BINI et al. (17) menemukan perbedaan yang signifikan secara statistik dalam
distribusi penampilan endoskopi CMVC. Di usus kiri difus perubahan mukosa dengan
atau tanpa ulkus adalah temuan endoskopi yang paling umum. Di sisi lain, usus besar
kanan umumnya menunjukkan ulkus terisolasi tanpa kolitis.

Laporan ini juga menunjukkan bahwa sel-sel dapat terinfeksi oleh CMV bahkan
ketika daerah mukosa terlihat normal(14, 30).

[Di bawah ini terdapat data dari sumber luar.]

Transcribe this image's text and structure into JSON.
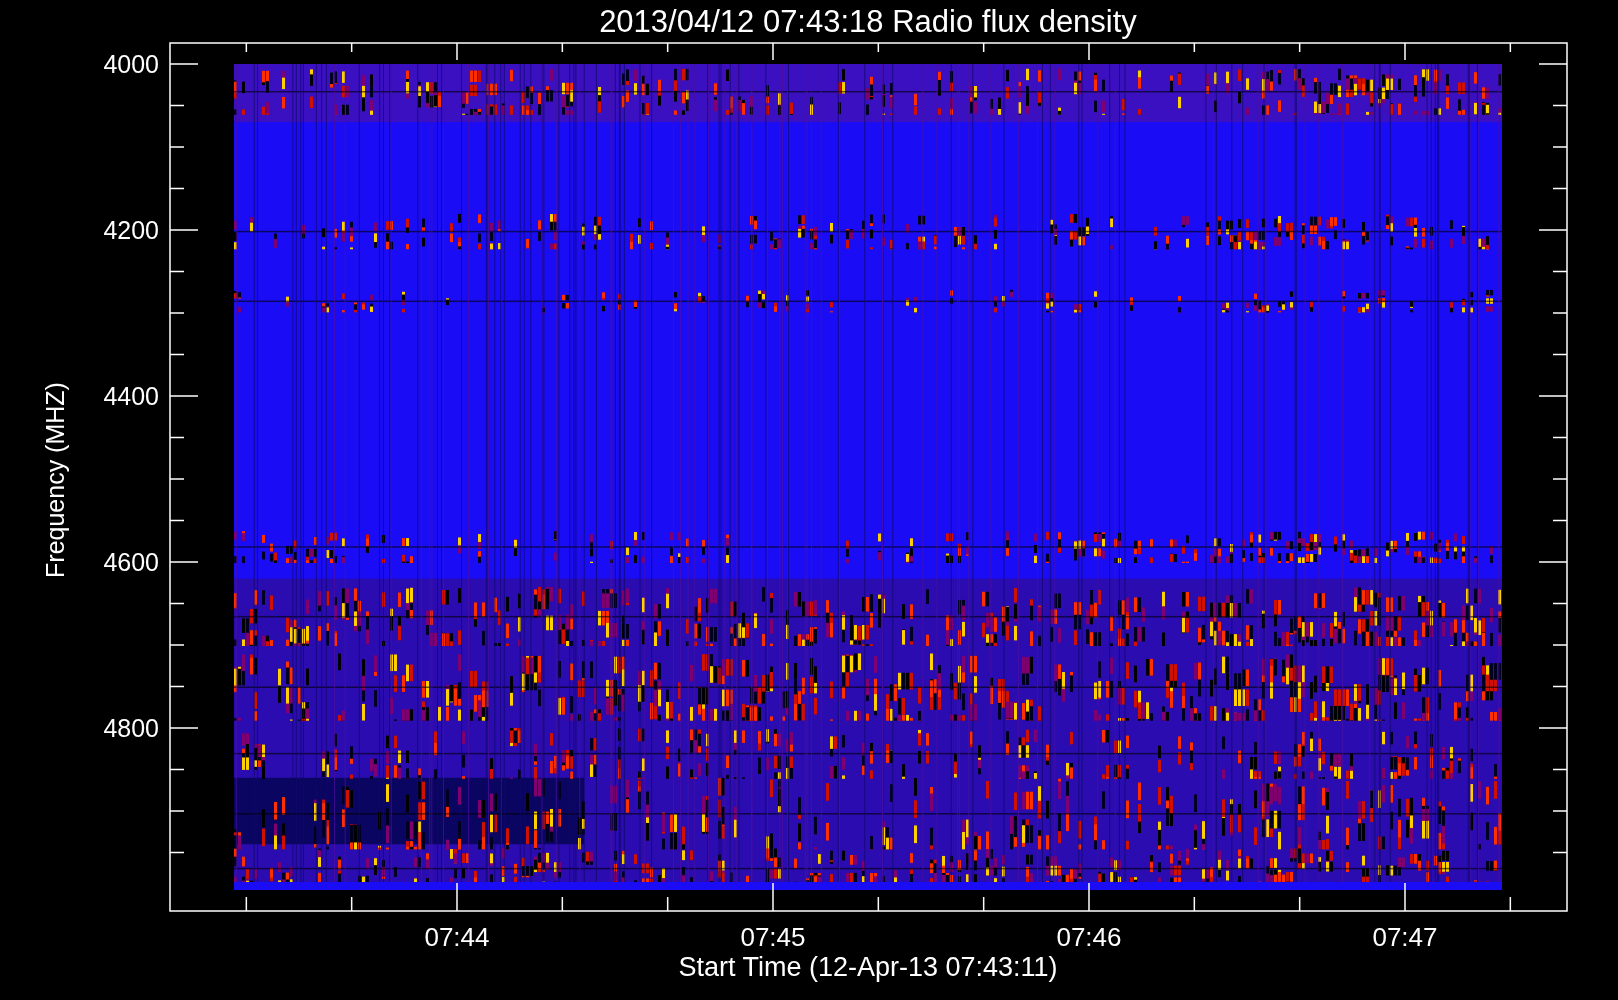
{
  "title": "2013/04/12 07:43:18 Radio flux density",
  "y_axis": {
    "label": "Frequency (MHZ)",
    "ticks": [
      "4000",
      "4200",
      "4400",
      "4600",
      "4800"
    ]
  },
  "x_axis": {
    "label": "Start Time (12-Apr-13 07:43:11)",
    "ticks": [
      "07:44",
      "07:45",
      "07:46",
      "07:47"
    ]
  }
}
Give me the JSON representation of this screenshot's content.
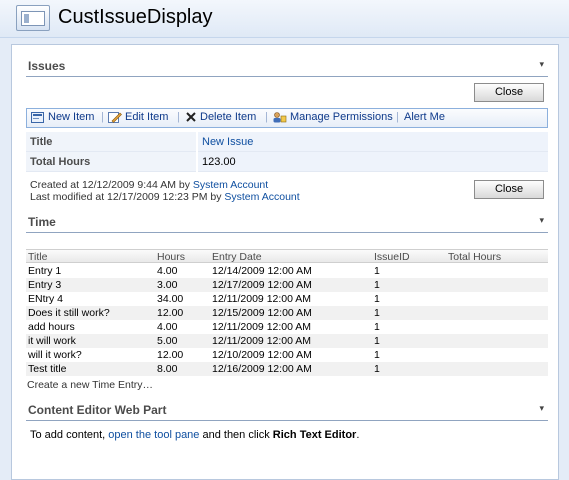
{
  "page": {
    "title": "CustIssueDisplay"
  },
  "issues": {
    "title": "Issues",
    "menu_glyph": "▾",
    "close_label": "Close",
    "toolbar": [
      {
        "label": "New Item",
        "icon": "new-item-icon"
      },
      {
        "label": "Edit Item",
        "icon": "edit-item-icon"
      },
      {
        "label": "Delete Item",
        "icon": "delete-item-icon"
      },
      {
        "label": "Manage Permissions",
        "icon": "manage-permissions-icon"
      },
      {
        "label": "Alert Me",
        "icon": ""
      }
    ],
    "fields": [
      {
        "label": "Title",
        "value": "New Issue"
      },
      {
        "label": "Total Hours",
        "value": "123.00"
      }
    ],
    "created_prefix": "Created at 12/12/2009 9:44 AM  by",
    "created_by": "System Account",
    "modified_prefix": "Last modified at 12/17/2009 12:23 PM  by",
    "modified_by": "System Account"
  },
  "time": {
    "title": "Time",
    "menu_glyph": "▾",
    "columns": [
      "Title",
      "Hours",
      "Entry Date",
      "IssueID",
      "Total Hours"
    ],
    "rows": [
      [
        "Entry 1",
        "4.00",
        "12/14/2009 12:00 AM",
        "1",
        ""
      ],
      [
        "Entry 3",
        "3.00",
        "12/17/2009 12:00 AM",
        "1",
        ""
      ],
      [
        "ENtry 4",
        "34.00",
        "12/11/2009 12:00 AM",
        "1",
        ""
      ],
      [
        "Does it still work?",
        "12.00",
        "12/15/2009 12:00 AM",
        "1",
        ""
      ],
      [
        "add hours",
        "4.00",
        "12/11/2009 12:00 AM",
        "1",
        ""
      ],
      [
        "it will work",
        "5.00",
        "12/11/2009 12:00 AM",
        "1",
        ""
      ],
      [
        "will it work?",
        "12.00",
        "12/10/2009 12:00 AM",
        "1",
        ""
      ],
      [
        "Test title",
        "8.00",
        "12/16/2009 12:00 AM",
        "1",
        ""
      ]
    ],
    "create_link": "Create a new Time Entry…"
  },
  "content_editor": {
    "title": "Content Editor Web Part",
    "menu_glyph": "▾",
    "text_before": "To add content, ",
    "link": "open the tool pane",
    "text_middle": " and then click ",
    "bold": "Rich Text Editor",
    "text_after": "."
  }
}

Ini menunjukkan bahwa pada evaluasi untuk
dugaan CMVC, beberapa biopsi harus dilakukan di seluruh usus besar, meskipun
penampilannya normal.

KESIMPULAN

Kolonoskopi adalah alat penting untuk menyelidiki pasien HIV+ dengan gejala
gastrointestinal. CMVC harus dipertimbangkan dalam diagnosis pasien ini dan biopsi
selalu harus dicoba bahkan ketika tidak ada kelainan mukosa.